Mercredi 5 octobre 2011, la presse annonçait la mort de Steve Jobs, cofondateur de la marque Apple à l'âge de 56 ans. Je ne vais pas relater l'histoire de sa vie, son sens du marketing, ses concepts novateurs, son sens du design, mais sur la manière dont la presse l'ont définis comme un dieu, un gourou, un créateur divin de l'informatique. D'ici à ce qu'ils en fassent un saint, il n'y a qu'un pas ! Sans remettre en cause ses idées novatrices au point de créer un état affectif intense et irraisonné qui domine les journalistes et les fans prouve que Steve Jobs, représentatif d'un pays religieux, a su captiver les besoins des consommateurs et le malaise de nos sociétés en quête de sens.
Il est surprenant de constater à quel point les journalistes se sont donné le mot pour attribuer à Steve Jobs de tous les superlatifs à connotations religieuses et il est difficile de ne pas échapper à un article qui ne parle pas du nouveau messie moderne, de ses boutiques ressemblant à un temple dédié au culte de la technologie et de ses produits au design d'un blanc immaculé. Je vous invite à lire un excellent article publié le 06/10/2011 dans la revue Le Monde des Religions intitulé « Steve Jobs, la mort d'un dieu moderne » par Matthieu Mégevand.
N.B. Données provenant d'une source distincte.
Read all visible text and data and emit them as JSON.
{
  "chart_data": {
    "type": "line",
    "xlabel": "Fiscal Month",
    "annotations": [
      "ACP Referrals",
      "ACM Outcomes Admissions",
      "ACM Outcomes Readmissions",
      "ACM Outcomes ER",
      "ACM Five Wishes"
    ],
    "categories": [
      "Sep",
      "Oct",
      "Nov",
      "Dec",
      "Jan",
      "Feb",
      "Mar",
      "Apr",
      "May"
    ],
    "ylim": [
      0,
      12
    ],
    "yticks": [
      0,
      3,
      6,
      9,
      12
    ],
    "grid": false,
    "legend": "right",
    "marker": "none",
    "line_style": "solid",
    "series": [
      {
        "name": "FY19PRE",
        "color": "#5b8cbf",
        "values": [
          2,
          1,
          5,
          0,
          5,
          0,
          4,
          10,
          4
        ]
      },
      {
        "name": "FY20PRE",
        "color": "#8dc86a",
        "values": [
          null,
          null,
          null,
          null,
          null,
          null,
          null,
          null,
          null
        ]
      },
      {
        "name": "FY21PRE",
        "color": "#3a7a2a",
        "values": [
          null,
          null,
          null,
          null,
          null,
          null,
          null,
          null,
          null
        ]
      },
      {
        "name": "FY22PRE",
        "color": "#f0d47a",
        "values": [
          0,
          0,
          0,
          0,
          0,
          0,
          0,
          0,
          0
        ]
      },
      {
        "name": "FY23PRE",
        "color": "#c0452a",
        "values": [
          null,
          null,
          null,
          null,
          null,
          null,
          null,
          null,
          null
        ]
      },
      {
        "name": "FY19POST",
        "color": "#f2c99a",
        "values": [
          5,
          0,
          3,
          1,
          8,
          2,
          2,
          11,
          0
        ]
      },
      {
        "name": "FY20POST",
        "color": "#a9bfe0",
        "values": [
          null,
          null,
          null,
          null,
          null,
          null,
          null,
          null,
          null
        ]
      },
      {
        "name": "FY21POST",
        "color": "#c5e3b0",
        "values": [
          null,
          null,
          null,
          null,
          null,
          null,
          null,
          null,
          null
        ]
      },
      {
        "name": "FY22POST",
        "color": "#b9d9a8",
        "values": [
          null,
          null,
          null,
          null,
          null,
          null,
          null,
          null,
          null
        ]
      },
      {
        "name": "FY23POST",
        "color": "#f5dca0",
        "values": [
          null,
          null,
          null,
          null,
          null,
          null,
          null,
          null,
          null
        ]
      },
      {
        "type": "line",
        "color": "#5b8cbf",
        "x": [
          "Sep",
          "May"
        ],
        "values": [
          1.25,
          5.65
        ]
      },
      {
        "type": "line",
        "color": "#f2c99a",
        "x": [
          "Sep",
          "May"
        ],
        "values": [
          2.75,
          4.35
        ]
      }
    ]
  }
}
Le dernier paragraphe suggère qu'il a su redéfinir l'objet technologique comme une nouvelle religion de l'hyperconsommation dont le salut du consommateur est devenu incertain depuis l'annonce de sa mort et que nous sommes condamnés à errer dans les limbes de la technologie.
Toutefois, si l'emploi du terme « salut » est traité sur un mode ironique, le désir du consommateur n'est pas motivé par l'achat de ses produits dans le but de trouver une réponse sur le « le sens de sa vie », « y a- t-il une vie après la mort ? » mais plutôt sur la recherche d'une quête de sens.
Depuis plusieurs générations, nous traversons une crise existentielle, idéologique et religieuse. Les institutions religieuses en crise ont laissé la place aux nouvelles sectes, la disparition des valeurs traditionnelles du travail, la mondialisation, la crise de la dette nous plonge dans un monde sans repère.
En réponse de toutes ces crises multiples, le consommateur est devenu plus religieux et spirituel à la recherche de nouveaux liens sociaux et de mode de communication et les publicitaires n'ont pas attendu Steve Jobs pour s'engouffrer dans cette voie afin de nous offrir des produits chargés de sens, porteur de signes religieux. Les formules de pèlerinage, de randonnés à valeurs spirituelles, les films et les romans à succès (Da Vinci Code), les logos, les spots télévisés utilisent des codes religieux nous promettent un monde meilleur, un sentiment religieux du plaisir et du bien-être.
Il n'est pas surprenant que Steve Jobs avec son intelligence de marketing et du design a su captiver les besoins du consommateur en reprenant ce concept publicitaire mais à la différence des autres, il a su très bien le faire. La mise en scène de ses conférences, ses keynotes, le design de ses produits présenté comme des reliques, le logo de la pomme sujet à beaucoup d'interprétations contribuent à lui attribuer un charisme chargé d'une mission publicitaire divine pour révéler un nouveau monde idéal au consommateur. A ce propos, lors d'une conférence à Business Week, en 1998 il prononça cette phrase « Les gens ne savent pas ce qu'ils veulent jusqu'à ce que vous le leur montriez ».
Enfin, il faut aussi remarquer que Steve Jobs est un américain et il est inutile de rappeler que la religion représente un marqueur identitaire social, culturel et politique, il est aussi représentatif d'un pays qui a tendance à s'ériger comme un modèle à suivre, l'American way of life, porteur d'une mission messianique.«Est-ce que vous voulez passer le reste de votre vie à vendre de l'eau sucrée ou voulez-vous avoir une chance de changer le monde ?» Steve Jobs à John Sculley.
Après tout, nous vivons tous à l’ère des icônes informatiques.